Vous avez sans doute des patients qui se disent allergiques à la pénicilline mais qui ont des difficultés à se souvenir des détails des réactions qu’ils ont éprouvées. Pour être sûrs, nous étiquetons souvent ces patients comme allergiques à la pénicilline sans autre question et nous refusons non seulement les pénicillines mais aussi les céphalosporines en raison des inquiétudes concernant la réactivité croisée potentielle et les réactions de type I médiées par les IgE qui en résultent. Mais même pour les patients réellement allergiques à la pénicilline, l’inquiétude concernant les céphalosporines est-elle justifiée ? Cela dépend de l’agent spécifique. Ce qui est certain, c’est qu’un rejet général de toutes les céphalosporines n’est pas fondé.

La vérité sur le mythe

Malgré une myriade d’études s’étendant sur des décennies et impliquant des populations de patients variées, les résultats n’ont pas établi de manière concluante que l’allergie à la pénicilline augmente le risque de réaction allergique aux céphalosporines, par rapport à l’incidence d’une allergie primaire (et non liée) aux céphalosporines. La plupart des personnes produisent des anticorps IgG et IgM en réponse à l’exposition à la pénicilline1 qui peuvent avoir une réaction croisée avec les antigènes des céphalosporines.2 La présence de ces anticorps ne prédit pas une sensibilité croisée IgE à une céphalosporine. Même les tests cutanés à la pénicilline ne sont généralement pas prédictifs de l’allergie aux céphalosporines3.
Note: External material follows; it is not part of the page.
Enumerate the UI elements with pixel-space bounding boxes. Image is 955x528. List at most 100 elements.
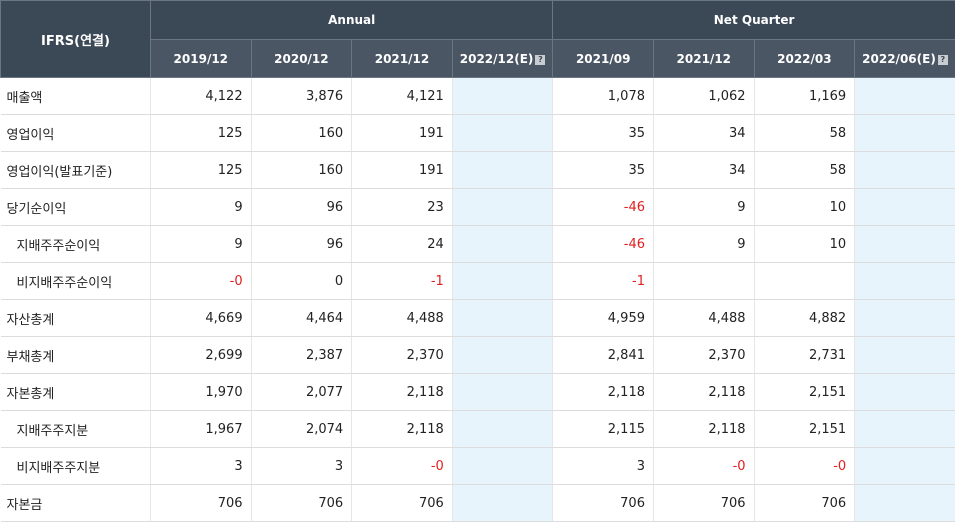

Prédire de manière fiable la réactivité croisée

Un examen complet des preuves montre que le risque attribuable d’une réaction allergique croisée varie et est le plus fort lorsque la chaîne latérale chimique de la céphalosporine spécifique est similaire à celle de la pénicilline ou de l’amoxicilline.

L’administration de céphalothine, de céphalexine, de céfadroxil et de céfazoline chez les patients allergiques à la pénicilline est associée à une augmentation significative du taux de réactions allergiques ; alors que l’administration de cefprozil, de cefuroxime, de cefpodoxime, de ceftazidime et de ceftriaxone ne l’est pas.

Les tests cutanés à la pénicilline peuvent prédire avec précision une réaction allergique à la pénicilline, mais ne permettent pas de prédire l’allergie aux céphalosporines, sauf si la chaîne latérale du réactif de test à la pénicilline ou à l’ampicilline est similaire à la chaîne latérale de la céphalosporine évaluée. Les patients qui présentent une réaction à une pénicilline ou à une céphalosporine non médiée par les IgE et non grave peuvent recevoir des cures répétées de cet antibiotique et des antibiotiques apparentés.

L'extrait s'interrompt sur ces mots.